The pilus plays crucial roles in cellular adherence, bacterial aggregation, twitching motility, and natural DNA transformation in Neisseria (69–72). Pilin protein constitutes a major subunit of the Neisseria type IV pilus system (73–75). Variation in pilin antigenic determinants creates genetic diversity and plays vital roles in virulence, survival, cell adhesion, and escape from the host immune response in Neisseria and Streptococcus. Pilin variation is a convenient mechanism which allows an organism to introduce a high rate of recombinations without deleterious effects on genome function. Two mechanisms mediate pilus phase variation: a RecA-independent mechanism in which slippage and mispairing of the pilC gene strands lead to subunit variation in pilin, and RecA-dependent high-frequency gene conversion that promotes non-reciprocal DNA recombination events between multiple pilS loci and the pilE expression locus (72, 76–78). N. gonorrhoeae and related pathogens such as N. meningitidis use minor pilus protein (ComP) to take up DNA with DUS (DNA uptake sequence) and induce efficient DNA uptake to the periplasm (79–82). A novel function of DprA beyond transformation was shown for pilin protein variation in Neisseria (23). It was observed that dprA mutants show increased RecA-dependent pilin variation compared to isogenic parental strains (P < 0.05). However, this was restored to the parental level when DprA was complemented in trans. Using recA and a dprA double mutant further confirmed that DprA affects only RecA-dependent variation in pilus (23). Pilus variation in Neisseria invokes numerous recombination proteins (RecA, RecX, RecR, RecO, RecQ, RecG, and RuvABC) and mismatch repair proteins to offer gene conversion by non-reciprocal recombination process (83).

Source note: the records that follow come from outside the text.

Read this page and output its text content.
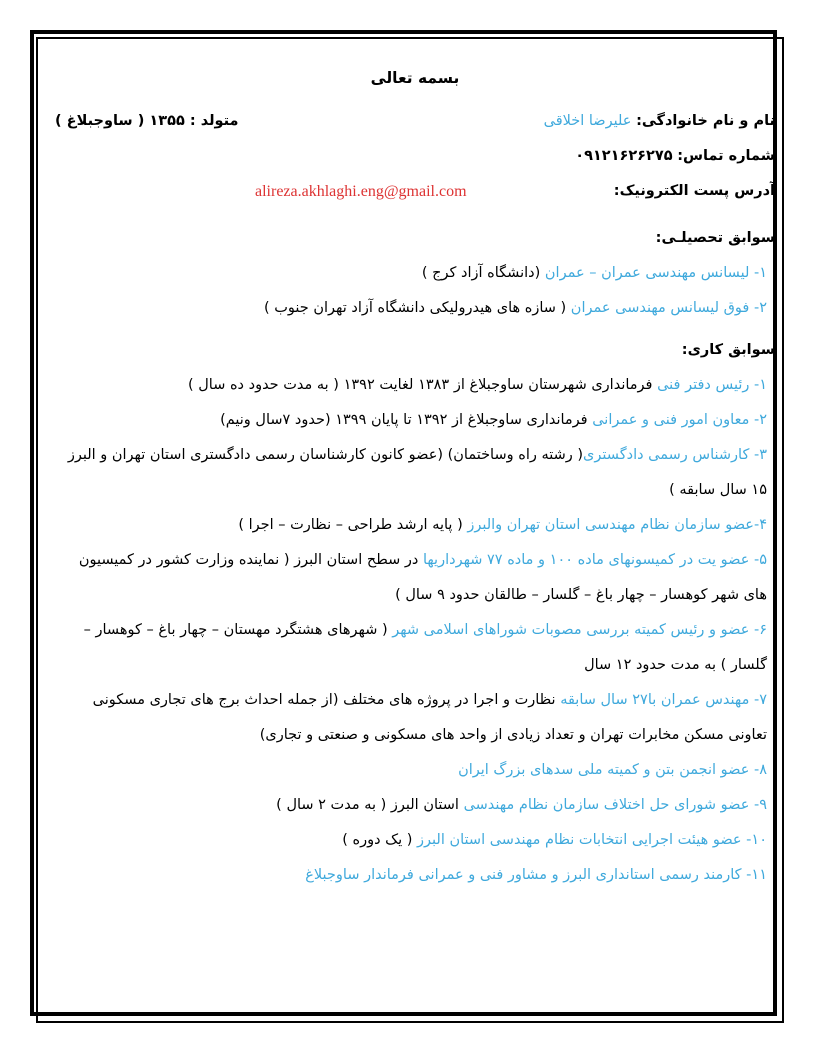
بسمه تعالی

نام و نام خانوادگی: علیرضا اخلاقی

متولد : ۱۳۵۵ ( ساوجبلاغ )

شماره تماس: ۰۹۱۲۱۶۲۶۲۷۵

آدرس پست الکترونیک:

alireza.akhlaghi.eng@gmail.com

سوابق تحصیلـی:

۱- لیسانس مهندسی عمران – عمران (دانشگاه آزاد کرج )

۲- فوق لیسانس مهندسی عمران ( سازه های هیدرولیکی دانشگاه آزاد تهران جنوب )

سوابق کاری:

۱- رئیس دفتر فنی فرمانداری شهرستان ساوجبلاغ از ۱۳۸۳ لغایت ۱۳۹۲ ( به مدت حدود ده سال )

۲- معاون امور فنی و عمرانی فرمانداری ساوجبلاغ از ۱۳۹۲ تا پایان ۱۳۹۹ (حدود ۷سال ونیم)

۳- کارشناس رسمی دادگستری( رشته راه وساختمان) (عضو کانون کارشناسان رسمی دادگستری استان تهران و البرز ۱۵ سال سابقه )

۴-عضو سازمان نظام مهندسی استان تهران والبرز ( پایه ارشد طراحی – نظارت – اجرا )

۵- عضو یت در کمیسونهای ماده ۱۰۰ و ماده ۷۷ شهرداریها در سطح استان البرز ( نماینده وزارت کشور در کمیسیون های شهر کوهسار – چهار باغ – گلسار – طالقان حدود ۹ سال )

۶- عضو و رئیس کمیته بررسی مصوبات شوراهای اسلامی شهر ( شهرهای هشتگرد مهستان – چهار باغ – کوهسار – گلسار ) به مدت حدود ۱۲ سال

۷- مهندس عمران با۲۷ سال سابقه نظارت و اجرا در پروژه های مختلف (از جمله احداث برج های تجاری مسکونی تعاونی مسکن مخابرات تهران و تعداد زیادی از واحد های مسکونی و صنعتی و تجاری)

۸- عضو انجمن بتن و کمیته ملی سدهای بزرگ ایران

۹- عضو شورای حل اختلاف سازمان نظام مهندسی استان البرز ( به مدت ۲ سال )

۱۰- عضو هیئت اجرایی انتخابات نظام مهندسی استان البرز ( یک دوره )

۱۱- کارمند رسمی استانداری البرز و مشاور فنی و عمرانی فرماندار ساوجبلاغ
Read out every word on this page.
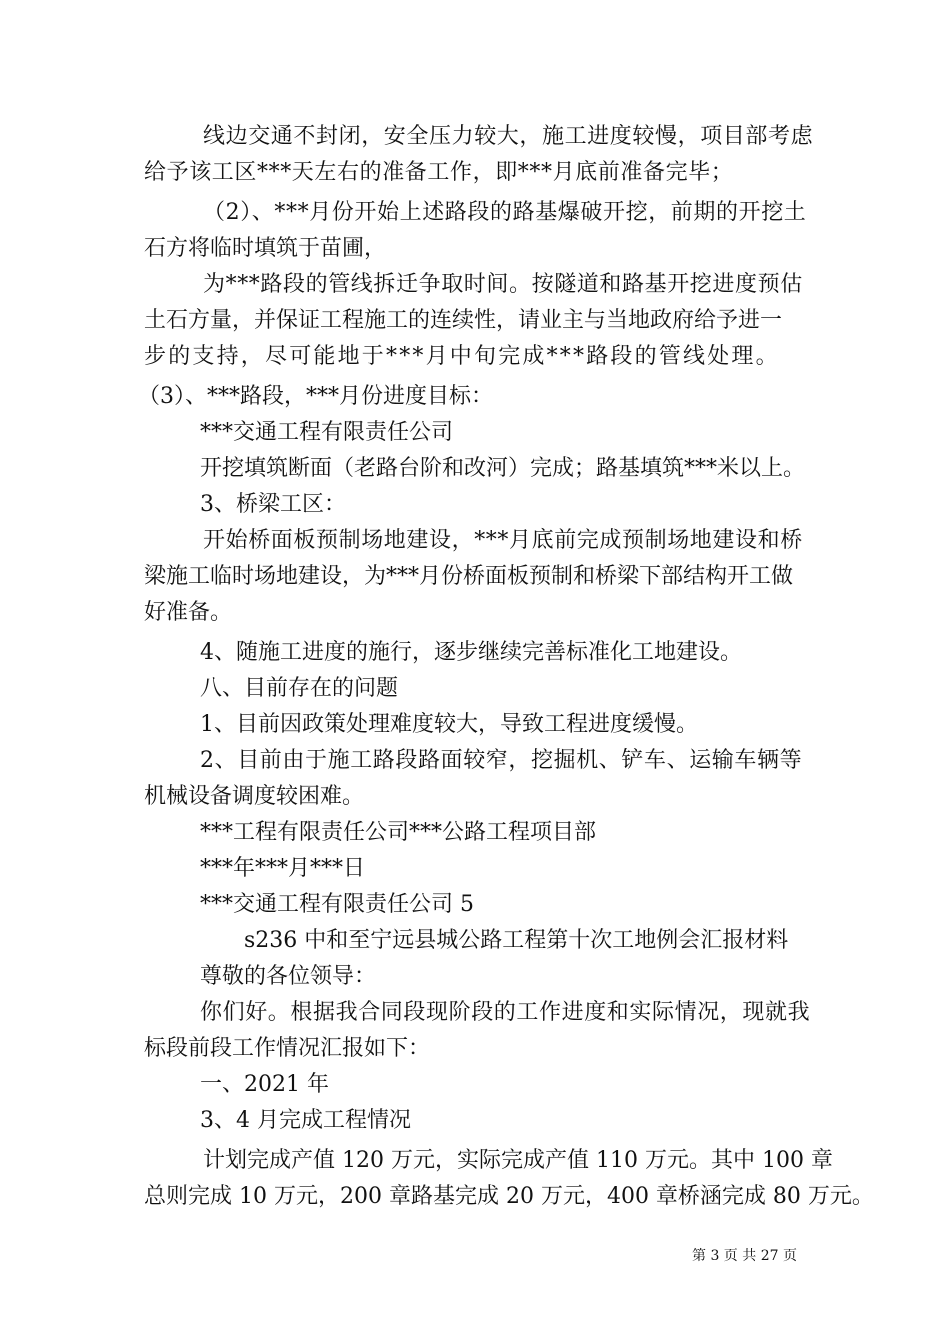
线边交通不封闭，安全压力较大，施工进度较慢，项目部考虑
给予该工区***天左右的准备工作，即***月底前准备完毕；
（2）、***月份开始上述路段的路基爆破开挖，前期的开挖土
石方将临时填筑于苗圃，
为***路段的管线拆迁争取时间。按隧道和路基开挖进度预估
土石方量，并保证工程施工的连续性，请业主与当地政府给予进一
步的支持，尽可能地于***月中旬完成***路段的管线处理。
（3）、***路段，***月份进度目标：
***交通工程有限责任公司
开挖填筑断面（老路台阶和改河）完成；路基填筑***米以上。
3、桥梁工区：
开始桥面板预制场地建设，***月底前完成预制场地建设和桥
梁施工临时场地建设，为***月份桥面板预制和桥梁下部结构开工做
好准备。
4、随施工进度的施行，逐步继续完善标准化工地建设。
八、目前存在的问题
1、目前因政策处理难度较大，导致工程进度缓慢。
2、目前由于施工路段路面较窄，挖掘机、铲车、运输车辆等
机械设备调度较困难。
***工程有限责任公司***公路工程项目部
***年***月***日
***交通工程有限责任公司 5
s236 中和至宁远县城公路工程第十次工地例会汇报材料
尊敬的各位领导：
你们好。根据我合同段现阶段的工作进度和实际情况，现就我
标段前段工作情况汇报如下：
一、2021 年
3、4 月完成工程情况
计划完成产值 120 万元，实际完成产值 110 万元。其中 100 章
总则完成 10 万元，200 章路基完成 20 万元，400 章桥涵完成 80 万元。
第 3 页 共 27 页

Pilin variation-related recombination events are unidirectional gene conversion, while natural transformation-led recombination is bidirectional or reciprocal. Although the role of DprA in bidirectional recombination is known, its role in unidirectional gene conversion was unclear. It is possible that DprA promotes RecA-catalyzed unidirectional gene conversion and produces pilin variation in Neisseria (23). The mechanisms which can explain DprA’s role in unidirectional gene conversion owed to its ability to load RecA on ssDNA, influencing and increasing DSE activity (23). Besides this, it is also likely that DprA binds with small single-stranded fragments generated during double-strand breaks at the pilus locus, which eventually load RecA and may stimulate invasion of the pilS locus (84).

CONCLUDING REMARK

The competence state enables bacteria to take up extracellular DNA from the environment. The natural transformation process involves the uptake of DNA followed by its processing and integration into the bacterial genome. The role of DprA is indispensable in natural transformation. It facilitates RecA functions during the integration of incoming ssDNA into the genome. Structure-function studies have identified important residues for homotypic and heterotypic interactions of DprA and RecA. DprA can alleviate the inhibitory effects of SSB, RecX, and RecU on RecA-mediated DNA strand exchange by directly antagonizing the inhibitory impact of RecX. dprA has been reported to occur in most bacterial species. However, many bacteria do not encode the other components of natural transformation machinery. This observation suggests a strong possibility of DprA having roles in other molecular events in bacterial physiology, possibly beyond natural transformation, such as regulation of virulence, pilin variation, and genome integrity maintenance. The molecular mechanisms underlying DprA’s role in the regulation of RecA function have been studied in a few bacteria, but are lacking in most bacteria which have DprA with complete competence machinery or DprA alone. A DprA_sp-mediated shift in the concentration of phosphorylated ComE and its cascade leads to competence shutoff and energy conservation in S. pneumoniae, leading to speculation on this protein’s role as a stress-response regulator of DNA metabolism. The wide distribution of DprA in most bacteria, irrespective of their natural transformation ability, highlights possibly novel roles of DprA beyond natural transformation in bacterial physiology that would be worth exploring in the future.